Stewart’s 380-pound frame dominated the main hall of the nursing home as he began to fire randomly at the elderly residents. Stewart killed eight people almost instantaneously. Ninety-eight-year-old Louise DeKler, the oldest of the victims, remains the oldest person to be murdered in a mass shooting. The only non-resident slaughtered was 38-year-old Jerry Avant Jr., a U.S. Coast Guard officer-turned-nurse, who was believed to have died attempting to lead the other elderly people to safety. He was shot at close range. His fiancée Jill DeGarmo, who also worked at Pinelake, found him “laying on the floor bleeding.” Avant later succumbed to his injuries. The only responding officer at the scene, Justin Garner, remembers witnessing the carnage and how other residents were walking around as if it were “just another morning,” disconnected from the gravity of what just happened. Garner, who was 25-years-old at the time, did not hesitate or wait for backup; he pursued Stewart as Stewart pursued the password-protected Alzheimer’s ward where Neal was hiding in a bathroom.

A standoff took place as Garner found Stewart reloading his shotgun; the shooter was “hard to miss.” Garner yelled at the man to drop his weapon, but Stewart leveled it. Garner brought out his service pistol. Shooting one another nearly in unison, bullets landed themselves in Garner’s leg and foot and Stewart’s chest. Stewart crumpled and collapsed on the blood-smeared ground, begging Garner to kill him. Later on, Garner’s heroic actions would be recognized by national media and police organizations.

The trial was nearly unbearable for the victims’ families, who punctuated the otherwise-still courtroom with anguished sobs, as Stewart appeared blank throughout the proceedings. His defense team argued that Stewart’s actions were a side-effect of “automatism,” or a sleepwalk-like state induced by a dangerous mixture of Ambien, Xanax, and Lexapro. The prosecution quickly countered this with examples of complex plans carried out by Stewart, such as the gathering of multiple firearms; they also mentioned Stewart’s writings.

The jurors were quickly given the nickname “The Smoking Jurors.” The group of 12 “outsiders” became notorious for requesting several smoke breaks under the sheriff’s supervision. They lit up multiple times as deliberations passed for 10 hours. The group returned to the jury box, and the verdict was in: Stewart was found guilty of eight counts of second-degree murder and sentenced to 179 years in prison. It wasn’t enough for some victims’ families, who preferred Stewart to be executed, just as he had executed their loved ones. Neal remained physically unscathed but she suffered significant emotional damage, even attempting suicide prior to the trial.

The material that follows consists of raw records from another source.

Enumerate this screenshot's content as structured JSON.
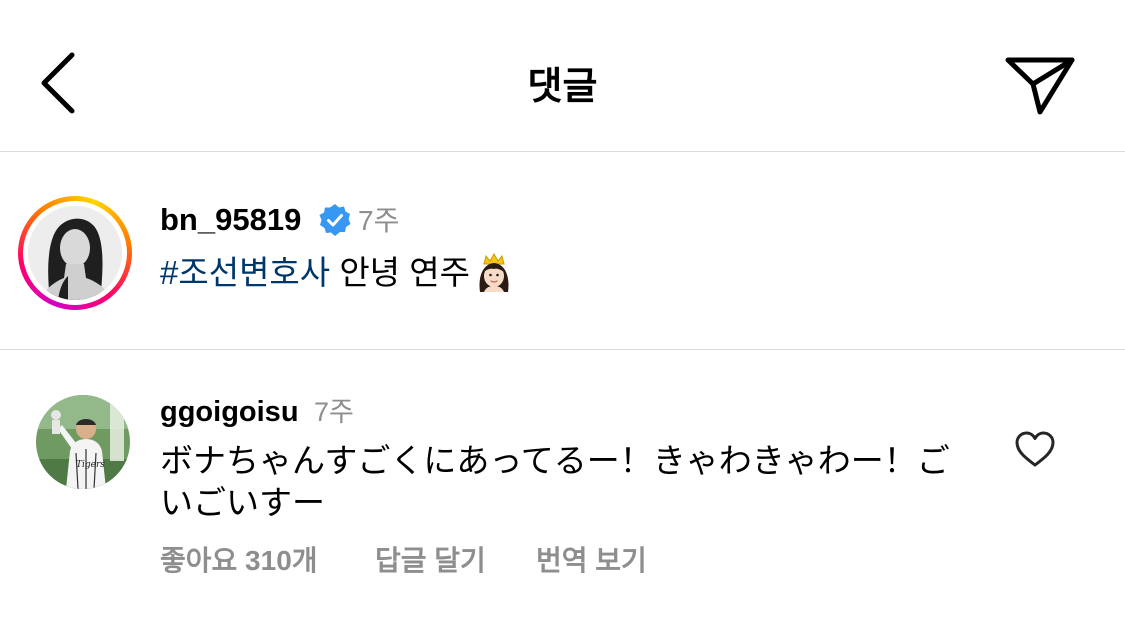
{
  "header": {
    "title": "댓글",
    "back_icon": "chevron-left-icon",
    "send_icon": "paper-plane-icon"
  },
  "caption": {
    "username": "bn_95819",
    "verified": true,
    "time": "7주",
    "hashtag": "#조선변호사",
    "text": " 안녕 연주",
    "emoji": "princess-emoji"
  },
  "comment": {
    "username": "ggoigoisu",
    "time": "7주",
    "text": "ボナちゃんすごくにあってるー！きゃわきゃわー！ごいごいすー",
    "likes_label": "좋아요 310개",
    "reply_label": "답글 달기",
    "translate_label": "번역 보기",
    "like_icon": "heart-outline-icon"
  },
  "colors": {
    "hashtag": "#00376b",
    "verified": "#3897f0",
    "secondary_text": "#8e8e8e",
    "divider": "#dbdbdb"
  }
}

Stewart, now 58, sitting behind bars at the medium-security Caswell Correctional Center in Yanceyville. Over the years, Stewart has written several letters from prison, all of which are added to his thick case file. He has also initiated lawsuits and started petitions for habeas corpus on frivolous grounds. It’s unlikely they will affect Stewart’s legal situation, as in prison, he has already been cited for fighting and possession of a dangerous weapon.

Garner, who now works for the Highway Patrol, has been used as an example of handling mass shootings and has even spoken to classes in Basic Law Enforcement Training. He set a precedent across the nation for immediate and decisive action. His recognition by the House of Representatives and the American Police Hall of Fame only resulted from what “any self-respecting police officer would do.” He says his struggle with post-traumatic stress disorder in the years following the massacre would have been intensified by guilt if he had not done anything.

The writings of his imprisoned, antithetical counterpart are now puzzling when re-examined, raising more questions about the incident and what led to it. An entry Stewart logged in his journal on March 21 details his thoughts of suicide. “I thought about taking a lot of people with me, but I don’t care to do that,” he wrote.